Overview of Metrics

A metric is a quantitative measure used to evaluate the performance of a AI application. Metrics help in assessing how well the application and individual components that makes up application is performing relative to the given test data. They provide a numerical basis for comparison, optimization, and decision-making throughout the application development and deployment process. Metrics are crucial for:

Component Selection: Metrics can be used to compare different components of the AI application like LLM, Retriever, Agent configuration, etc with your own data and select the best one from different options.
Error Diagnosis and Debugging: Metrics help identify which part of the application is causing errors or suboptimal performance, making it easier to debug and refine.
Continuous Monitoring and Maintenance: Metrics enable the tracking of an AI application’s performance over time, helping to detect and respond to issues such as data drift, model degradation, or changing user requirements.

Different types of metrics

Component-wise Evaluation — Metrics Mind map

Metrics can be classified into two categories based on the mechanism used underneath the hood:

LLM-based metrics: These metrics use LLM underneath to do the evaluation. There might be one or more LLM calls that are performed to arrive at the score or result. These metrics can be somewhat non deterministic as the LLM might not always return the same result for the same input. On the other hand, these metrics has shown to be more accurate and closer to human evaluation.
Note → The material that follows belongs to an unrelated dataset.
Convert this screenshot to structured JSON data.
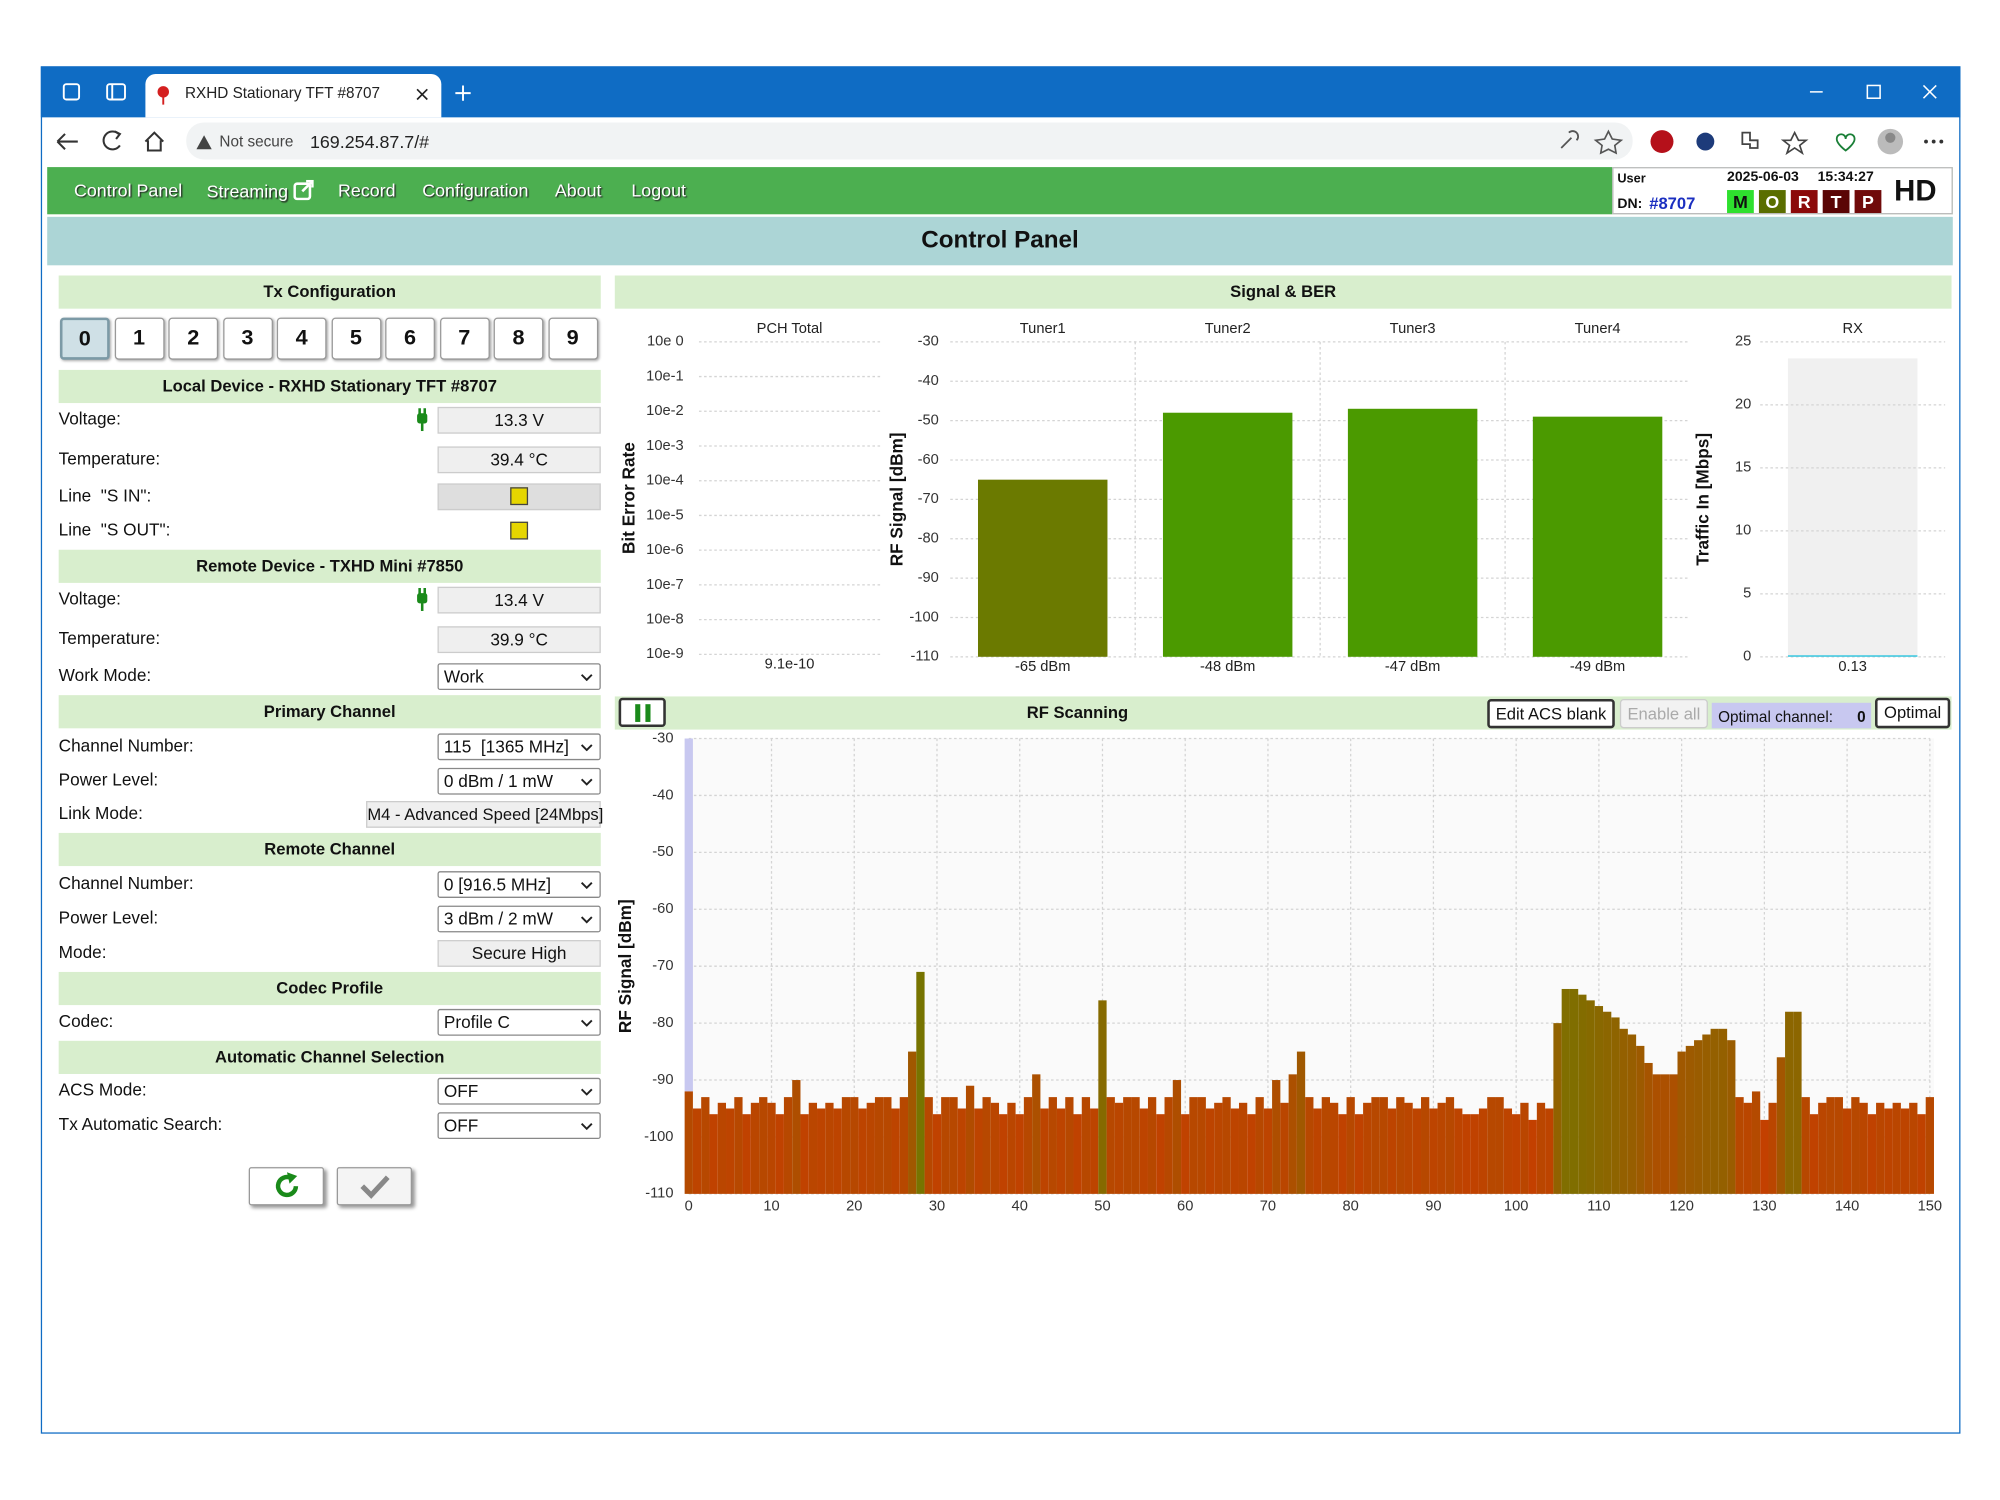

All LLM based metrics in ragas are inherited from MetricWithLLM class. These metrics expects a LLM object to be set before scoring.

from ragas.metrics import FactualCorrectness
scorer = FactualCorrectness(llm=evaluation_llm)

Each LLM based metrics also will have prompts associated with it written using Prompt Object.

Non-LLM-based metrics: These metrics do not use LLM underneath to do the evaluation. These metrics are deterministic and can be used to evaluate the performance of the AI application without using LLM. These metrics rely on traditional methods to evaluate the performance of the AI application, such as string similarity, BLEU score, etc. Due to the same, these metrics are known to have a lower correlation with human evaluation.

All LLM based metrics in ragas are inherited from Metric class.

Metrics can be broadly classified into two categories based on the type of data they evaluate:

Single turn metrics: These metrics evaluate the performance of the AI application based on a single turn of interaction between the user and the AI. All metrics in ragas that supports single turn evaluation are inherited from SingleTurnMetric class and scored using single_turn_ascore method. It also expects a Single Turn Sample object as input.

from ragas.metrics import FactualCorrectness

metric = FactualCorrectness()
await metric.single_turn_ascore(sample)

Multi-turn metrics: These metrics evaluate the performance of the AI application based on multiple turns of interaction between the user and the AI. All metrics in ragas that supports multi turn evaluation are inherited from MultiTurnMetric class and scored using multi_turn_ascore method. It also expects a Multi Turn Sample object as input.

from ragas.metrics import AgentGoalAccuracy
from ragas import MultiTurnSample

scorer = AgentGoalAccuracy()
await metric.multi_turn_ascore(sample)

Metric Design Principles

Designing effective metrics for AI applications requires following to a set of core principles to ensure their reliability, interpretability, and relevance. Here are five key principles we follow in ragas when designing metrics:

1. Single-Aspect Focus
A single metric should target only one specific aspect of the AI application's performance. This ensures that the metric is both interpretable and actionable, providing clear insights into what is being measured.

2. Intuitive and Interpretable
Metrics should be designed to be easy to understand and interpret. Clear and intuitive metrics make it simpler to communicate results and draw meaningful conclusions.

3. Effective Prompt Flows
When developing metrics using large language models (LLMs), use intelligent prompt flows that align closely with human evaluation. Decomposing complex tasks into smaller sub-tasks with specific prompts can improve the accuracy and relevance of the metric.

4. Robustness
Ensure that LLM-based metrics include sufficient few-shot examples that reflect the desired outcomes. This enhances the robustness of the metric by providing context and guidance for the LLM to follow.

5.Consistent Scoring Ranges
It is crucial to normalize metric score values or ensure they fall within a specific range, such as 0 to 1. This facilitates comparison between different metrics and helps maintain consistency and interpretability across the evaluation framework.

These principles serve as a foundation for creating metrics that are not only effective but also practical and meaningful in evaluating AI applications.